[cddlm] CDL specification

Paul Anderson dcspaul at inf.ed.ac.uk
Fri Feb 25 02:09:49 CST 2005


>I had promised to Dejan I would respond to your earlier comment, but I
>will try to respond here as the thread has continued in the same vein.

Thanks - this is all very helpful. Pleae let me know if this isn't
a good place to continue the discussion ..

>There may be other semantics that are undefined or
>not clearly defined.  I am not sure.  Do you have any other examples?

I don't have any example immediately, but I haven't looked at it in a lot
of detail. I'm sure there would be if I attempted an implementation.
My worry is that this is almost certin if you do not write down the intended 
semantics clearly enough.

>2) Languages like system configuration grammars are hard for people to
>write.  People don't think this way.  Tooling is typically very
>important for the successful implementation of any system.  Vanish from
>HP was very helpful in showing the BPEL example.  BPEL is a very rich
>language, but almost impossible to write by hand due to its complexity.
>However, it is very clear how to create a tool that can write
>well-formed BPEL, and many vendors and independents have done just that.
>
>The purpose of CDL is to allow many contributors to a system definition.
>I am not sure that people will directly author CDL.  On my side, we are
>implementing higher level tooling that can use CIM and CMDBs to derive a
>well-formed description, then parse down to CDL.  It works quite nice.
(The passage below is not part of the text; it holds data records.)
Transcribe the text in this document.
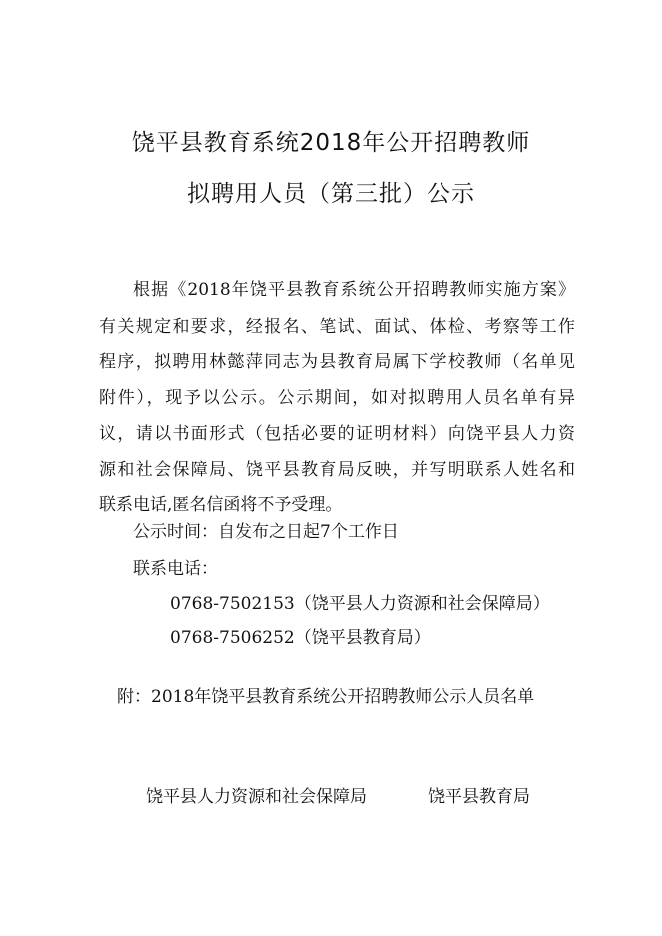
饶平县教育系统2018年公开招聘教师
拟聘用人员（第三批）公示
根据《2018年饶平县教育系统公开招聘教师实施方案》
有关规定和要求，经报名、笔试、面试、体检、考察等工作
程序，拟聘用林懿萍同志为县教育局属下学校教师（名单见
附件），现予以公示。公示期间，如对拟聘用人员名单有异
议，请以书面形式（包括必要的证明材料）向饶平县人力资
源和社会保障局、饶平县教育局反映，并写明联系人姓名和
联系电话,匿名信函将不予受理。
公示时间：自发布之日起7个工作日
联系电话：
0768-7502153（饶平县人力资源和社会保障局）
0768-7506252（饶平县教育局）
附：2018年饶平县教育系统公开招聘教师公示人员名单
饶平县人力资源和社会保障局	饶平县教育局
I am very interested in all of this - my major interest is in building
system configurations from independent contributions, and there is a
lot we could discuss here.

In this context though, the main question, is why the CDL contains
the template mechanics - if the CDL is being generated by tools, why
not have the tools handle templating in any way they want and evaluate
down to a simpler common language (CDL with no templates) ?

>3) It would be helpful for me to understand what you consider research
>features.  Working Groups don't do research.  We write specs based on
>experience and implementations.

Dejan brought up the question of doing things which were considered
"research". I don't think that there is sufficient real-world experience of 
templating mechnisms in collaborative configuration specification to be
sure that this particular approach is going to work well. I would
rather have left this out (or as an "optional" layer) because I'm
not sure it belongs at this level, and it may turn out that there
are better ways of doing this once you have hardwired it into the standard.

I'm still planning to look more closely at the CDL spec, and I'll probably
have some more detailed questions later.